Thanks jj. I’ve been a teeth gnasher since I’ve owned my 3, almost a year. 90% every day and 4 miles range loss sounds awesome. I drive no more than 30 miles a day and most days much less. I’ve been charging to 70 % and then to 90% for a while now. I’ve read that the BMS works best at 90%. Based on your experience I think I’ll just leave it at 90%. Let me know what you think of the attached battery report.
For what its worth, even the 4 miles I "lost" happened in some firmware update in the middle to end of October, when my car went from 279 at 90% to 274 at 90%, where it still is, right now today. I am not a battery expert nor an expert on charging constants (going to leave that to
@AlanSubie4Life or others). From my own experience, and reading here, I believe that the BMS system has a harder time figuring out energy left in the battery when charged below 90%.
I want to be clear that I am not saying that charging to 90% is somehow "better" for the battery than charging to 80%. Battery science tells us that a lower charge is slightly better for the battery, after all. "how much" better 80% is than 90% is debatable, and its my belief that 80% over 90% is going to be a small difference over the lifetime of the battery... the order of a few miles, because tesla does not let us charge to a full 100% of the battery even when you charge to "100%".

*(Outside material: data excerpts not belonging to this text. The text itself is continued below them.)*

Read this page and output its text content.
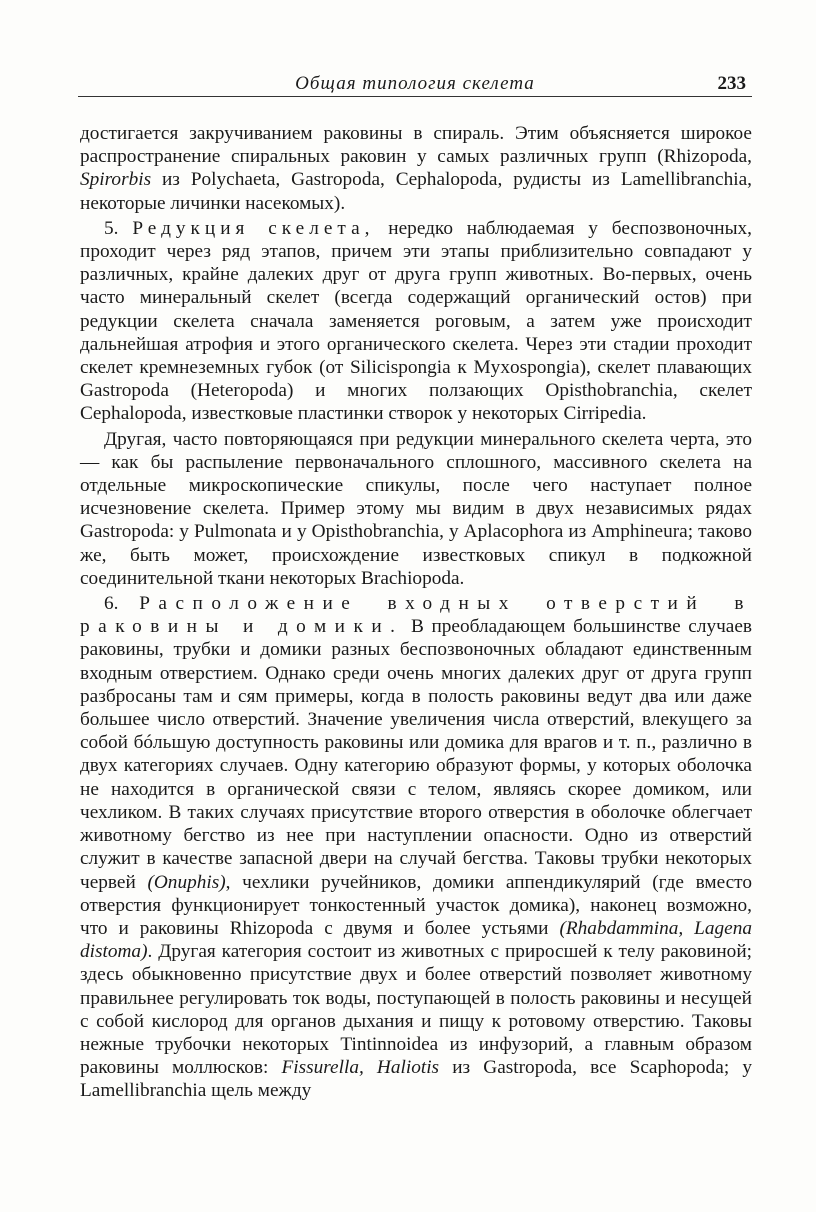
Общая типология скелета	233

достигается закручиванием раковины в спираль. Этим объясняется широкое распространение спиральных раковин у самых различных групп (Rhizopoda, Spirorbis из Polychaeta, Gastropoda, Cephalopoda, рудисты из Lamellibranchia, некоторые личинки насекомых).

5. Редукция скелета, нередко наблюдаемая у беспозвоночных, проходит через ряд этапов, причем эти этапы приблизительно совпадают у различных, крайне далеких друг от друга групп животных. Во-первых, очень часто минеральный скелет (всегда содержащий органический остов) при редукции скелета сначала заменяется роговым, а затем уже происходит дальнейшая атрофия и этого органического скелета. Через эти стадии проходит скелет кремнеземных губок (от Silicispongia к Myxospongia), скелет плавающих Gastropoda (Heteropoda) и многих ползающих Opisthobranchia, скелет Cephalopoda, известковые пластинки створок у некоторых Cirripedia.

Другая, часто повторяющаяся при редукции минерального скелета черта, это — как бы распыление первоначального сплошного, массивного скелета на отдельные микроскопические спикулы, после чего наступает полное исчезновение скелета. Пример этому мы видим в двух независимых рядах Gastropoda: у Pulmonata и у Opisthobranchia, у Aplacophora из Amphineura; таково же, быть может, происхождение известковых спикул в подкожной соединительной ткани некоторых Brachiopoda.

6. Расположение входных отверстий в раковины и домики. В преобладающем большинстве случаев раковины, трубки и домики разных беспозвоночных обладают единственным входным отверстием. Однако среди очень многих далеких друг от друга групп разбросаны там и сям примеры, когда в полость раковины ведут два или даже большее число отверстий. Значение увеличения числа отверстий, влекущего за собой бóльшую доступность раковины или домика для врагов и т. п., различно в двух категориях случаев. Одну категорию образуют формы, у которых оболочка не находится в органической связи с телом, являясь скорее домиком, или чехликом. В таких случаях присутствие второго отверстия в оболочке облегчает животному бегство из нее при наступлении опасности. Одно из отверстий служит в качестве запасной двери на случай бегства. Таковы трубки некоторых червей (Onuphis), чехлики ручейников, домики аппендикулярий (где вместо отверстия функционирует тонкостенный участок домика), наконец возможно, что и раковины Rhizopoda с двумя и более устьями (Rhabdammina, Lagena distoma). Другая категория состоит из животных с приросшей к телу раковиной; здесь обыкновенно присутствие двух и более отверстий позволяет животному правильнее регулировать ток воды, поступающей в полость раковины и несущей с собой кислород для органов дыхания и пищу к ротовому отверстию. Таковы нежные трубочки некоторых Tintinnoidea из инфузорий, а главным образом раковины моллюсков: Fissurella, Haliotis из Gastropoda, все Scaphopoda; у Lamellibranchia щель между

What I AM saying is, is that my experience has been that charging to 90% and charging every day has been very good in allowing the cars BMS to show my rated range number without much change. Its my position that people either need to charge to 90% and leave it there, and charge every day (and do so for at least a couple of weeks to allow the BMS to balance), OR charge to whatever lower number makes them happy and stop looking at the rated range number going down and worrying about it, because its less accurate when charge that way.
New owners come here, read all this stuff on the battery, and get either intimidated or get it in their heads they have to somehow "manage" their batteries with magic bullets and formulas. I am just as guilty of this in the past as new owners now, so this is not me just throwing shade, its acknowledging what people are doing. They then start making post after post after post saying basically the same thing, which is:
====================
"I drive my car 25/25/30 miles a day, and I am super concerned that my battery now shows 8-10 miles lower than it used to as max range! My car only has 2/5/7K miles on it, what gives!?!??! I charge my car to 78% all the time like people say I should, WTF is wrong with it?!?!?!?!?!??!"
====================
Even typing it out, it looks silly. I understand WHY people do this.. because they are terrified that this new car they bought, that fills up with electricity is already broken, when its not. Gas cars lose "range" over time and no one cares. Gas cars get less efficient over time and no one cares. The argument normally is " well there is a gas station on every corner so its different". My rebuttal to that is, with an EV your gas station should be at your residence, so total range does not really matter unless you are a traveling salesman or some other person who wants to drive the entire range the car can go every single day, which very few are trying to do.
The person who drives 30 miles a day round trip has absolutely zero to be worried about if the range shows 7 miles "less than it used to" because they dont even know if thats accurate, and are unlikely to drive that entire range at once unless on a trip, and when ON that trip, will be dealing with other variables that effect range, like weather, wind, battery heating, cabin heating, etc... so that rated range number means absolutely ZERO yet people "wail and gnash teeth" about it because they feel batteries are somehow unreliable or something.
@hcdavis3 this is not directed at you btw, I am just on my soapbox right now and typing so I am talking in generalities about the 100s of people who come and make the complaint I said above in the brackets.
Anyway, the TL ; DR version of this rant is, people need to either stop trying to baby the car and just plug it in, let it charge to 90% and leave it there, or, if they want to "manage" the battery, charge to whatever they want and completely ignore the rated range number because its meaningless anyway as a predictor of how far you can actually go.